Un par de meses después, la vi en la calle. Iba con alguien. Sonreía. Y me dio un pequeño ataque de lucidez: entendí que había sido su terapia tanto como ella la mía. Nos miramos un segundo. No hizo falta decir nada. Sonrió. Yo también. Y seguí caminando.
Esa noche abrí una botella de vino.
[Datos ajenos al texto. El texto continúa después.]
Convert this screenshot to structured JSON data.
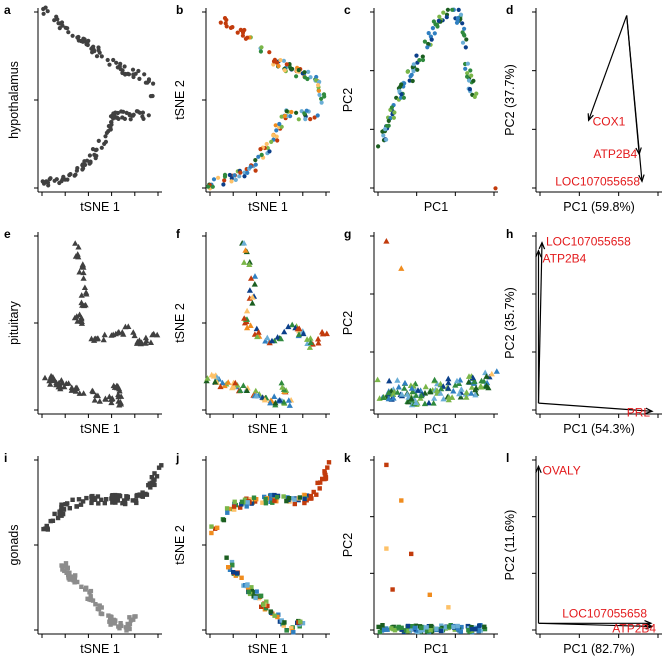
{
  "figure": {
    "rows": [
      {
        "title": "hypothalamus",
        "shape": "circle"
      },
      {
        "title": "pituitary",
        "shape": "triangle"
      },
      {
        "title": "gonads",
        "shape": "square"
      }
    ],
    "panel_letters": [
      "a",
      "b",
      "c",
      "d",
      "e",
      "f",
      "g",
      "h",
      "i",
      "j",
      "k",
      "l"
    ],
    "axis_titles": {
      "tsne_x": "tSNE 1",
      "tsne_y": "tSNE 2",
      "pc_x": "PC1",
      "pc_y": "PC2"
    },
    "palette": {
      "gray_dark": "#404040",
      "gray_light": "#8c8c8c",
      "loading_label": "#e31a1c",
      "treatment_colors": [
        "#c23b0c",
        "#f08c1e",
        "#fdc168",
        "#6aaed6",
        "#2f7fc1",
        "#0b3f8a",
        "#2f8a3e",
        "#7ab648",
        "#1b5e20"
      ]
    }
  },
  "chart_data": [
    {
      "panel": "a",
      "type": "scatter",
      "xlabel": "tSNE 1",
      "ylabel": "",
      "row": "hypothalamus",
      "coloring": "two gray clusters",
      "marker": "circle"
    },
    {
      "panel": "b",
      "type": "scatter",
      "xlabel": "tSNE 1",
      "ylabel": "tSNE 2",
      "coloring": "by treatment",
      "marker": "circle"
    },
    {
      "panel": "c",
      "type": "scatter",
      "xlabel": "PC1",
      "ylabel": "PC2",
      "coloring": "by treatment",
      "marker": "circle"
    },
    {
      "panel": "d",
      "type": "biplot",
      "xlabel": "PC1 (59.8%)",
      "ylabel": "PC2 (37.7%)",
      "loadings": [
        {
          "name": "COX1",
          "vector": [
            -0.55,
            -0.62
          ]
        },
        {
          "name": "ATP2B4",
          "vector": [
            0.18,
            -0.82
          ]
        },
        {
          "name": "LOC107055658",
          "vector": [
            0.22,
            -0.98
          ]
        }
      ]
    },
    {
      "panel": "e",
      "type": "scatter",
      "xlabel": "tSNE 1",
      "ylabel": "",
      "row": "pituitary",
      "coloring": "two gray clusters",
      "marker": "triangle"
    },
    {
      "panel": "f",
      "type": "scatter",
      "xlabel": "tSNE 1",
      "ylabel": "tSNE 2",
      "coloring": "by treatment",
      "marker": "triangle"
    },
    {
      "panel": "g",
      "type": "scatter",
      "xlabel": "PC1",
      "ylabel": "PC2",
      "coloring": "by treatment",
      "marker": "triangle"
    },
    {
      "panel": "h",
      "type": "biplot",
      "xlabel": "PC1 (54.3%)",
      "ylabel": "PC2 (35.7%)",
      "loadings": [
        {
          "name": "LOC107055658",
          "vector": [
            0.03,
            0.98
          ]
        },
        {
          "name": "ATP2B4",
          "vector": [
            0.0,
            0.93
          ]
        },
        {
          "name": "PRL",
          "vector": [
            0.98,
            -0.05
          ]
        }
      ]
    },
    {
      "panel": "i",
      "type": "scatter",
      "xlabel": "tSNE 1",
      "ylabel": "",
      "row": "gonads",
      "coloring": "two gray clusters",
      "marker": "square"
    },
    {
      "panel": "j",
      "type": "scatter",
      "xlabel": "tSNE 1",
      "ylabel": "tSNE 2",
      "coloring": "by treatment",
      "marker": "square"
    },
    {
      "panel": "k",
      "type": "scatter",
      "xlabel": "PC1",
      "ylabel": "PC2",
      "coloring": "by treatment",
      "marker": "square"
    },
    {
      "panel": "l",
      "type": "biplot",
      "xlabel": "PC1 (82.7%)",
      "ylabel": "PC2 (11.6%)",
      "loadings": [
        {
          "name": "OVALY",
          "vector": [
            0.0,
            0.98
          ]
        },
        {
          "name": "LOC107055658",
          "vector": [
            0.97,
            0.0
          ]
        },
        {
          "name": "ATP2B4",
          "vector": [
            0.98,
            -0.02
          ]
        }
      ]
    }
  ]
}
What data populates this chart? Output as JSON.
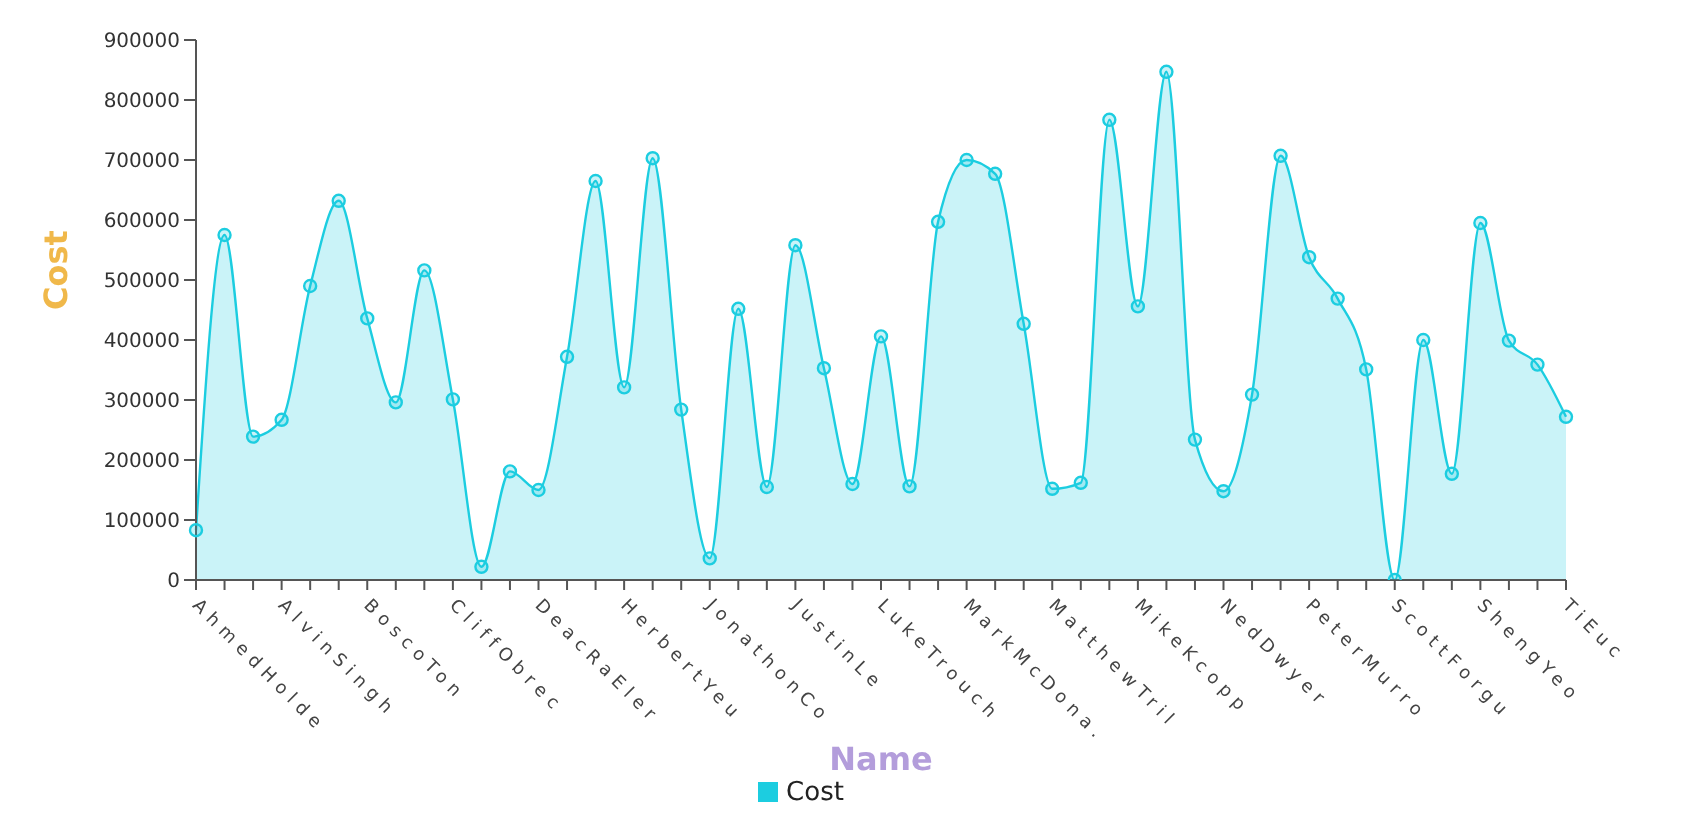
{
  "chart_data": {
    "type": "area",
    "xlabel": "Name",
    "ylabel": "Cost",
    "categories": [
      "AhmedHolde",
      null,
      null,
      "AlvinSingh",
      null,
      null,
      "BoscoTon",
      null,
      null,
      "CliffObrec",
      null,
      null,
      "DeacRaEler",
      null,
      null,
      "HerbertYeu",
      null,
      null,
      "JonathonCo",
      null,
      null,
      "JustinLe",
      null,
      null,
      "LukeTrouch",
      null,
      null,
      "MarkMcDona.",
      null,
      null,
      "MatthewTril",
      null,
      null,
      "MikeKcopp",
      null,
      null,
      "NedDwyer",
      null,
      null,
      "PeterMurro",
      null,
      null,
      "ScottForgu",
      null,
      null,
      "ShengYeo",
      null,
      null,
      "TiEuc"
    ],
    "series": [
      {
        "name": "Cost",
        "color": "#1ccde0",
        "values": [
          83000,
          575000,
          239000,
          267000,
          490000,
          632000,
          436000,
          296000,
          516000,
          301000,
          22000,
          181000,
          150000,
          372000,
          665000,
          321000,
          703000,
          284000,
          36000,
          452000,
          155000,
          558000,
          353000,
          160000,
          406000,
          156000,
          597000,
          700000,
          677000,
          427000,
          152000,
          162000,
          767000,
          456000,
          847000,
          234000,
          148000,
          309000,
          707000,
          538000,
          469000,
          351000,
          0,
          400000,
          177000,
          595000,
          399000,
          359000,
          272000
        ]
      }
    ],
    "ylim": [
      0,
      900000
    ],
    "yticks": [
      0,
      100000,
      200000,
      300000,
      400000,
      500000,
      600000,
      700000,
      800000,
      900000
    ],
    "grid": false,
    "legend": "bottom",
    "marker": "circle",
    "line_style": "solid"
  }
}
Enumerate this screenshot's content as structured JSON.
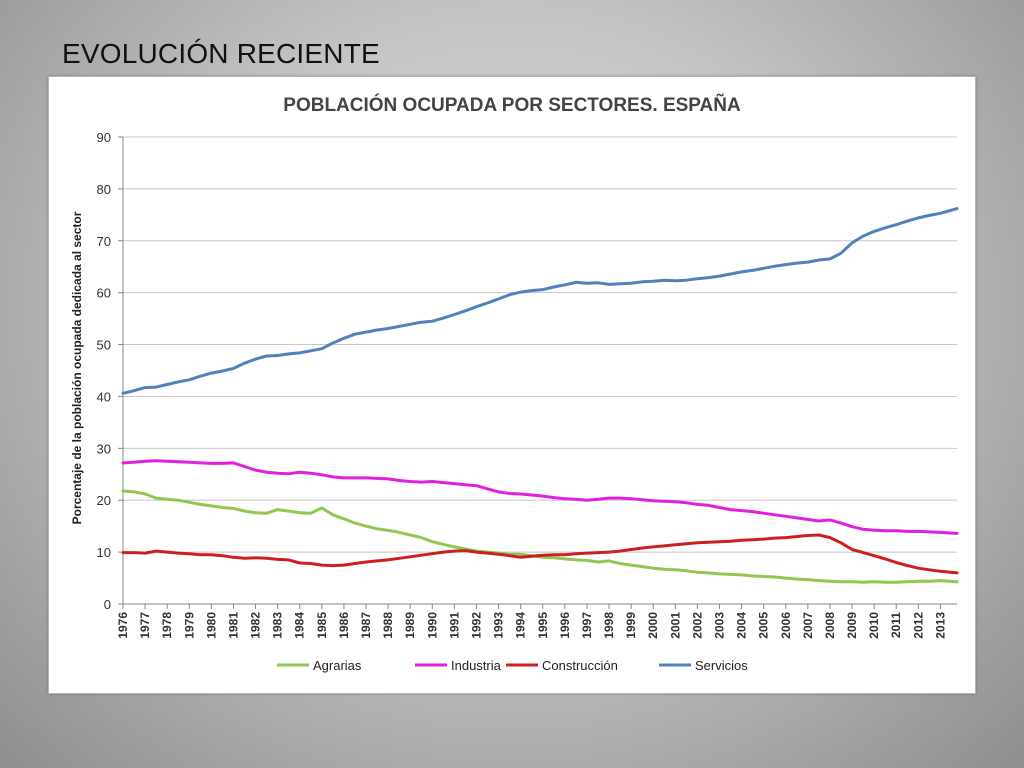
{
  "slide": {
    "title": "EVOLUCIÓN RECIENTE"
  },
  "chart_data": {
    "type": "line",
    "title": "POBLACIÓN OCUPADA POR SECTORES. ESPAÑA",
    "xlabel": "",
    "ylabel": "Porcentaje de la población ocupada dedicada al sector",
    "ylim": [
      0,
      90
    ],
    "yticks": [
      0,
      10,
      20,
      30,
      40,
      50,
      60,
      70,
      80,
      90
    ],
    "xlim": [
      1976,
      2013.75
    ],
    "xticks": [
      "1976",
      "1977",
      "1978",
      "1979",
      "1980",
      "1981",
      "1982",
      "1983",
      "1984",
      "1985",
      "1986",
      "1987",
      "1988",
      "1989",
      "1990",
      "1991",
      "1992",
      "1993",
      "1994",
      "1995",
      "1996",
      "1997",
      "1998",
      "1999",
      "2000",
      "2001",
      "2002",
      "2003",
      "2004",
      "2005",
      "2006",
      "2007",
      "2008",
      "2009",
      "2010",
      "2011",
      "2012",
      "2013"
    ],
    "grid": "horizontal",
    "legend": "bottom",
    "series": [
      {
        "name": "Agrarias",
        "color": "#8fc750",
        "points": [
          [
            1976,
            21.8
          ],
          [
            1976.5,
            21.6
          ],
          [
            1977,
            21.2
          ],
          [
            1977.5,
            20.4
          ],
          [
            1978,
            20.2
          ],
          [
            1978.5,
            20.0
          ],
          [
            1979,
            19.6
          ],
          [
            1979.5,
            19.2
          ],
          [
            1980,
            18.9
          ],
          [
            1980.5,
            18.6
          ],
          [
            1981,
            18.4
          ],
          [
            1981.5,
            17.9
          ],
          [
            1982,
            17.6
          ],
          [
            1982.5,
            17.5
          ],
          [
            1983,
            18.2
          ],
          [
            1983.5,
            17.9
          ],
          [
            1984,
            17.6
          ],
          [
            1984.5,
            17.5
          ],
          [
            1985,
            18.5
          ],
          [
            1985.5,
            17.2
          ],
          [
            1986,
            16.4
          ],
          [
            1986.5,
            15.6
          ],
          [
            1987,
            15.0
          ],
          [
            1987.5,
            14.5
          ],
          [
            1988,
            14.2
          ],
          [
            1988.5,
            13.8
          ],
          [
            1989,
            13.3
          ],
          [
            1989.5,
            12.8
          ],
          [
            1990,
            12.0
          ],
          [
            1990.5,
            11.5
          ],
          [
            1991,
            11.0
          ],
          [
            1991.5,
            10.6
          ],
          [
            1992,
            10.2
          ],
          [
            1992.5,
            10.0
          ],
          [
            1993,
            9.8
          ],
          [
            1993.5,
            9.6
          ],
          [
            1994,
            9.6
          ],
          [
            1994.5,
            9.3
          ],
          [
            1995,
            9.0
          ],
          [
            1995.5,
            8.9
          ],
          [
            1996,
            8.7
          ],
          [
            1996.5,
            8.5
          ],
          [
            1997,
            8.4
          ],
          [
            1997.5,
            8.1
          ],
          [
            1998,
            8.3
          ],
          [
            1998.5,
            7.8
          ],
          [
            1999,
            7.5
          ],
          [
            1999.5,
            7.2
          ],
          [
            2000,
            6.9
          ],
          [
            2000.5,
            6.7
          ],
          [
            2001,
            6.6
          ],
          [
            2001.5,
            6.4
          ],
          [
            2002,
            6.1
          ],
          [
            2002.5,
            6.0
          ],
          [
            2003,
            5.8
          ],
          [
            2003.5,
            5.7
          ],
          [
            2004,
            5.6
          ],
          [
            2004.5,
            5.4
          ],
          [
            2005,
            5.3
          ],
          [
            2005.5,
            5.2
          ],
          [
            2006,
            5.0
          ],
          [
            2006.5,
            4.8
          ],
          [
            2007,
            4.7
          ],
          [
            2007.5,
            4.5
          ],
          [
            2008,
            4.4
          ],
          [
            2008.5,
            4.3
          ],
          [
            2009,
            4.3
          ],
          [
            2009.5,
            4.2
          ],
          [
            2010,
            4.3
          ],
          [
            2010.5,
            4.2
          ],
          [
            2011,
            4.2
          ],
          [
            2011.5,
            4.3
          ],
          [
            2012,
            4.4
          ],
          [
            2012.5,
            4.4
          ],
          [
            2013,
            4.5
          ],
          [
            2013.75,
            4.3
          ]
        ]
      },
      {
        "name": "Industria",
        "color": "#e020e0",
        "points": [
          [
            1976,
            27.2
          ],
          [
            1976.5,
            27.3
          ],
          [
            1977,
            27.5
          ],
          [
            1977.5,
            27.6
          ],
          [
            1978,
            27.5
          ],
          [
            1978.5,
            27.4
          ],
          [
            1979,
            27.3
          ],
          [
            1979.5,
            27.2
          ],
          [
            1980,
            27.1
          ],
          [
            1980.5,
            27.1
          ],
          [
            1981,
            27.2
          ],
          [
            1981.5,
            26.5
          ],
          [
            1982,
            25.8
          ],
          [
            1982.5,
            25.4
          ],
          [
            1983,
            25.2
          ],
          [
            1983.5,
            25.1
          ],
          [
            1984,
            25.4
          ],
          [
            1984.5,
            25.2
          ],
          [
            1985,
            24.9
          ],
          [
            1985.5,
            24.5
          ],
          [
            1986,
            24.3
          ],
          [
            1986.5,
            24.3
          ],
          [
            1987,
            24.3
          ],
          [
            1987.5,
            24.2
          ],
          [
            1988,
            24.1
          ],
          [
            1988.5,
            23.8
          ],
          [
            1989,
            23.6
          ],
          [
            1989.5,
            23.5
          ],
          [
            1990,
            23.6
          ],
          [
            1990.5,
            23.4
          ],
          [
            1991,
            23.2
          ],
          [
            1991.5,
            23.0
          ],
          [
            1992,
            22.8
          ],
          [
            1992.5,
            22.2
          ],
          [
            1993,
            21.6
          ],
          [
            1993.5,
            21.3
          ],
          [
            1994,
            21.2
          ],
          [
            1994.5,
            21.0
          ],
          [
            1995,
            20.8
          ],
          [
            1995.5,
            20.5
          ],
          [
            1996,
            20.3
          ],
          [
            1996.5,
            20.2
          ],
          [
            1997,
            20.0
          ],
          [
            1997.5,
            20.2
          ],
          [
            1998,
            20.4
          ],
          [
            1998.5,
            20.4
          ],
          [
            1999,
            20.3
          ],
          [
            1999.5,
            20.1
          ],
          [
            2000,
            19.9
          ],
          [
            2000.5,
            19.8
          ],
          [
            2001,
            19.7
          ],
          [
            2001.5,
            19.5
          ],
          [
            2002,
            19.2
          ],
          [
            2002.5,
            19.0
          ],
          [
            2003,
            18.6
          ],
          [
            2003.5,
            18.2
          ],
          [
            2004,
            18.0
          ],
          [
            2004.5,
            17.8
          ],
          [
            2005,
            17.5
          ],
          [
            2005.5,
            17.2
          ],
          [
            2006,
            16.9
          ],
          [
            2006.5,
            16.6
          ],
          [
            2007,
            16.3
          ],
          [
            2007.5,
            16.0
          ],
          [
            2008,
            16.2
          ],
          [
            2008.5,
            15.6
          ],
          [
            2009,
            14.9
          ],
          [
            2009.5,
            14.4
          ],
          [
            2010,
            14.2
          ],
          [
            2010.5,
            14.1
          ],
          [
            2011,
            14.1
          ],
          [
            2011.5,
            14.0
          ],
          [
            2012,
            14.0
          ],
          [
            2012.5,
            13.9
          ],
          [
            2013,
            13.8
          ],
          [
            2013.75,
            13.6
          ]
        ]
      },
      {
        "name": "Construcción",
        "color": "#cc2020",
        "points": [
          [
            1976,
            9.9
          ],
          [
            1976.5,
            9.9
          ],
          [
            1977,
            9.8
          ],
          [
            1977.5,
            10.2
          ],
          [
            1978,
            10.0
          ],
          [
            1978.5,
            9.8
          ],
          [
            1979,
            9.7
          ],
          [
            1979.5,
            9.5
          ],
          [
            1980,
            9.5
          ],
          [
            1980.5,
            9.3
          ],
          [
            1981,
            9.0
          ],
          [
            1981.5,
            8.8
          ],
          [
            1982,
            8.9
          ],
          [
            1982.5,
            8.8
          ],
          [
            1983,
            8.6
          ],
          [
            1983.5,
            8.5
          ],
          [
            1984,
            7.9
          ],
          [
            1984.5,
            7.8
          ],
          [
            1985,
            7.5
          ],
          [
            1985.5,
            7.4
          ],
          [
            1986,
            7.5
          ],
          [
            1986.5,
            7.8
          ],
          [
            1987,
            8.1
          ],
          [
            1987.5,
            8.3
          ],
          [
            1988,
            8.5
          ],
          [
            1988.5,
            8.8
          ],
          [
            1989,
            9.1
          ],
          [
            1989.5,
            9.4
          ],
          [
            1990,
            9.7
          ],
          [
            1990.5,
            10.0
          ],
          [
            1991,
            10.2
          ],
          [
            1991.5,
            10.3
          ],
          [
            1992,
            10.0
          ],
          [
            1992.5,
            9.8
          ],
          [
            1993,
            9.6
          ],
          [
            1993.5,
            9.3
          ],
          [
            1994,
            9.0
          ],
          [
            1994.5,
            9.2
          ],
          [
            1995,
            9.4
          ],
          [
            1995.5,
            9.5
          ],
          [
            1996,
            9.5
          ],
          [
            1996.5,
            9.7
          ],
          [
            1997,
            9.8
          ],
          [
            1997.5,
            9.9
          ],
          [
            1998,
            10.0
          ],
          [
            1998.5,
            10.2
          ],
          [
            1999,
            10.5
          ],
          [
            1999.5,
            10.8
          ],
          [
            2000,
            11.0
          ],
          [
            2000.5,
            11.2
          ],
          [
            2001,
            11.4
          ],
          [
            2001.5,
            11.6
          ],
          [
            2002,
            11.8
          ],
          [
            2002.5,
            11.9
          ],
          [
            2003,
            12.0
          ],
          [
            2003.5,
            12.1
          ],
          [
            2004,
            12.3
          ],
          [
            2004.5,
            12.4
          ],
          [
            2005,
            12.5
          ],
          [
            2005.5,
            12.7
          ],
          [
            2006,
            12.8
          ],
          [
            2006.5,
            13.0
          ],
          [
            2007,
            13.2
          ],
          [
            2007.5,
            13.3
          ],
          [
            2008,
            12.8
          ],
          [
            2008.5,
            11.8
          ],
          [
            2009,
            10.5
          ],
          [
            2009.5,
            9.9
          ],
          [
            2010,
            9.3
          ],
          [
            2010.5,
            8.7
          ],
          [
            2011,
            8.0
          ],
          [
            2011.5,
            7.4
          ],
          [
            2012,
            6.9
          ],
          [
            2012.5,
            6.6
          ],
          [
            2013,
            6.3
          ],
          [
            2013.75,
            6.0
          ]
        ]
      },
      {
        "name": "Servicios",
        "color": "#4f81bd",
        "points": [
          [
            1976,
            40.6
          ],
          [
            1976.5,
            41.1
          ],
          [
            1977,
            41.7
          ],
          [
            1977.5,
            41.8
          ],
          [
            1978,
            42.3
          ],
          [
            1978.5,
            42.8
          ],
          [
            1979,
            43.2
          ],
          [
            1979.5,
            43.9
          ],
          [
            1980,
            44.5
          ],
          [
            1980.5,
            44.9
          ],
          [
            1981,
            45.4
          ],
          [
            1981.5,
            46.4
          ],
          [
            1982,
            47.2
          ],
          [
            1982.5,
            47.8
          ],
          [
            1983,
            47.9
          ],
          [
            1983.5,
            48.2
          ],
          [
            1984,
            48.4
          ],
          [
            1984.5,
            48.8
          ],
          [
            1985,
            49.2
          ],
          [
            1985.5,
            50.3
          ],
          [
            1986,
            51.2
          ],
          [
            1986.5,
            52.0
          ],
          [
            1987,
            52.4
          ],
          [
            1987.5,
            52.8
          ],
          [
            1988,
            53.1
          ],
          [
            1988.5,
            53.5
          ],
          [
            1989,
            53.9
          ],
          [
            1989.5,
            54.3
          ],
          [
            1990,
            54.5
          ],
          [
            1990.5,
            55.1
          ],
          [
            1991,
            55.8
          ],
          [
            1991.5,
            56.5
          ],
          [
            1992,
            57.3
          ],
          [
            1992.5,
            58.0
          ],
          [
            1993,
            58.8
          ],
          [
            1993.5,
            59.6
          ],
          [
            1994,
            60.1
          ],
          [
            1994.5,
            60.4
          ],
          [
            1995,
            60.6
          ],
          [
            1995.5,
            61.1
          ],
          [
            1996,
            61.5
          ],
          [
            1996.5,
            62.0
          ],
          [
            1997,
            61.8
          ],
          [
            1997.5,
            61.9
          ],
          [
            1998,
            61.6
          ],
          [
            1998.5,
            61.7
          ],
          [
            1999,
            61.8
          ],
          [
            1999.5,
            62.1
          ],
          [
            2000,
            62.2
          ],
          [
            2000.5,
            62.4
          ],
          [
            2001,
            62.3
          ],
          [
            2001.5,
            62.4
          ],
          [
            2002,
            62.7
          ],
          [
            2002.5,
            62.9
          ],
          [
            2003,
            63.2
          ],
          [
            2003.5,
            63.6
          ],
          [
            2004,
            64.0
          ],
          [
            2004.5,
            64.3
          ],
          [
            2005,
            64.7
          ],
          [
            2005.5,
            65.1
          ],
          [
            2006,
            65.4
          ],
          [
            2006.5,
            65.7
          ],
          [
            2007,
            65.9
          ],
          [
            2007.5,
            66.3
          ],
          [
            2008,
            66.5
          ],
          [
            2008.5,
            67.6
          ],
          [
            2009,
            69.6
          ],
          [
            2009.5,
            70.9
          ],
          [
            2010,
            71.8
          ],
          [
            2010.5,
            72.5
          ],
          [
            2011,
            73.1
          ],
          [
            2011.5,
            73.8
          ],
          [
            2012,
            74.4
          ],
          [
            2012.5,
            74.9
          ],
          [
            2013,
            75.3
          ],
          [
            2013.75,
            76.2
          ]
        ]
      }
    ]
  }
}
No el blanco barato que traía Raquel, sino uno de esos que los esnobs describen como «elegante, con notas de nostalgia y un final prolongado en la garganta». Me serví una copa, brindé en silencio y pensé que quizá la verdadera terapia no era ella, sino el simple hecho de tener a alguien que me recordara que todavía sé reírme de mí mismo.
Desde entonces, sigo haciendo mi terapia de los domingos.
A veces solo, a veces acompañado.
He descubierto que no hace falta una persona en el sofá para sanar un poco, basta con la voluntad de mirarse sin juicio, de aceptar que la vida, a los cuarenta y tantos, es una comedia de errores con subtítulos de esperanza.
No volví a escribirle.
Tampoco borré su contacto.
Supongo que todos necesitamos dejar abiertas algunas puertas, aunque sepamos que ya nadie va a cruzarlas. Y sí, todavía escucho las canciones que poníamos, aunque ahora me den más risa que nostalgia. He aprendido que el humor también es una forma de curación. Que hay que reírse de las ausencias antes de que ellas se rían de uno.
El domingo pasado, mientras me preparaba otro café, recordé su frase favorita: «Nadie se salva solo, pero hay domingos en los que vale la pena intentarlo».
Y lo hice.
Me salvé un poco.
Solo, pero con dignidad.
Y con vino, claro. Que toda terapia necesita su lubricante emocional.